Here we tell Cairngen where the source goes, the name of the project, and information about the package structure. Here’s a list of the Cairngen tasks:

  • clean (remove all Cairngorm-standard directories and as well as the model, service locator, controller, sequence, and VO)

  • create (create Cairngorm-standard directories; generate the model, controller, service locator, sequence, and VO)

  • create-cairngorm-directories (Cairngorm-standard directories)

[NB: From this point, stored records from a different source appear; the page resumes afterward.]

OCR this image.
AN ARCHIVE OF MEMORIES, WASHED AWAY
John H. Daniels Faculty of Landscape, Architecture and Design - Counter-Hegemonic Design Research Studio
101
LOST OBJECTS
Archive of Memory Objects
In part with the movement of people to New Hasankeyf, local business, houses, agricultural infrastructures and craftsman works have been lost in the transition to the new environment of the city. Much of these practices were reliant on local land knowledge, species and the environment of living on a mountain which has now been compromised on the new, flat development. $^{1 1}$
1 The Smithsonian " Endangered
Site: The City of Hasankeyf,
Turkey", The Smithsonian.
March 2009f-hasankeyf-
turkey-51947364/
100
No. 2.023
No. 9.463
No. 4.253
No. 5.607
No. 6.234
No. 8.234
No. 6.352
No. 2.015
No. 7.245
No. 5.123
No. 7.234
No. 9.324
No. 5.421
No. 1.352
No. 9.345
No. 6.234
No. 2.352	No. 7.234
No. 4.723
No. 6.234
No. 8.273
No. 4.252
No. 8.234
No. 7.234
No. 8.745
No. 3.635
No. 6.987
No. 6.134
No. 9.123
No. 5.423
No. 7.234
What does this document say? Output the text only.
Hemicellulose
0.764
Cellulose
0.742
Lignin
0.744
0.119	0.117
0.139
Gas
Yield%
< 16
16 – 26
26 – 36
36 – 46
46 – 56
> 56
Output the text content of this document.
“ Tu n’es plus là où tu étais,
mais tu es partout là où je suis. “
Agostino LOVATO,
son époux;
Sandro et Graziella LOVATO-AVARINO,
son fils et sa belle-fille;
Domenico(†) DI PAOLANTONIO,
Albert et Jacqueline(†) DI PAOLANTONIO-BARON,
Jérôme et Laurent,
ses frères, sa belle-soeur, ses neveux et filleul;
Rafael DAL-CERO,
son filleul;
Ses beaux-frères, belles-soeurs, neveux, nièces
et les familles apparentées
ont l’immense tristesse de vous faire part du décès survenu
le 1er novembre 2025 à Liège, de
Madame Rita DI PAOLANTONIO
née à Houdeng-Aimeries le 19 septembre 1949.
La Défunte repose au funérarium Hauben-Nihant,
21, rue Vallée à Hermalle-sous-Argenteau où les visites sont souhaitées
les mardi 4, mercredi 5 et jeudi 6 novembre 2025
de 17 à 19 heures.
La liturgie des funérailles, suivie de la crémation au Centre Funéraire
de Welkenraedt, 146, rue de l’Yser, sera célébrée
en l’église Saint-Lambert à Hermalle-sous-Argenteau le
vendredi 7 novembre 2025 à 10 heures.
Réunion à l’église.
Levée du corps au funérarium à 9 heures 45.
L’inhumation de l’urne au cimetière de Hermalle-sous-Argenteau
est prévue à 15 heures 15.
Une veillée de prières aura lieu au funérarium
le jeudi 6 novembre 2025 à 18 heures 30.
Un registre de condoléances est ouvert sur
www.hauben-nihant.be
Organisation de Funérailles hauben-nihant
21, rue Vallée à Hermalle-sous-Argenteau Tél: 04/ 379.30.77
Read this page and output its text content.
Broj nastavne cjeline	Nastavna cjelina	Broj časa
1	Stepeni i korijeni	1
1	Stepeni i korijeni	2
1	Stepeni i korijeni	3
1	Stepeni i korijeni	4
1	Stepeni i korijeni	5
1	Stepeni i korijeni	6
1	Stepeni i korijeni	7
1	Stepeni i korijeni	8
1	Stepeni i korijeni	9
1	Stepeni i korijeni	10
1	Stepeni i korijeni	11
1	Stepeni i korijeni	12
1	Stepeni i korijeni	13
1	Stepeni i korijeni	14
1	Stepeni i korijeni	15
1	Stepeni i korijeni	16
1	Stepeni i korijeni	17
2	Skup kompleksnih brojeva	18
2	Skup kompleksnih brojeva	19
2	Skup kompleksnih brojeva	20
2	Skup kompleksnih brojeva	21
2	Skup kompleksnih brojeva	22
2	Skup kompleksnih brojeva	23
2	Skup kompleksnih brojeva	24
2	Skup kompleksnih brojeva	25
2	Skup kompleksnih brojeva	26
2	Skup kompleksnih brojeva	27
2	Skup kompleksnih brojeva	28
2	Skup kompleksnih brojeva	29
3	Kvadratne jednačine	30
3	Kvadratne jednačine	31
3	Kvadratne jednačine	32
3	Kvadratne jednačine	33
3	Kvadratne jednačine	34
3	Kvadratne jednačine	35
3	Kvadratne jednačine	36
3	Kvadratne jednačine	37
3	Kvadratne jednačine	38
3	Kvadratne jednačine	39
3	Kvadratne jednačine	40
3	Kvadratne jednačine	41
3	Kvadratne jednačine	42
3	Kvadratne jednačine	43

  • create-front-controller

  • create-model-locator

  • create-sequence-exclude-delegate

  • create-sequence-include-delegate

  • create-service-locator

  • create-value-object

  • delete-cairngorm-directories

The tasks I end up using most are create-sequence-exclude-delegate and create-sequence-include-delegate. These tasks take the property called sequence.name from the properties file and generate an event called Event and a command called Command. The include-delegate version makes the command an IResponder (with a result and a fault method) and creates a Delegate class. This is for use with commands that are meant to call a service method. I usually move the generated delegate’s methods to a single consolidated delegate class.

Each time you want to generate a new sequence, you edit the properties file to add the name of the sequence you need, and then run the applicable Ant task.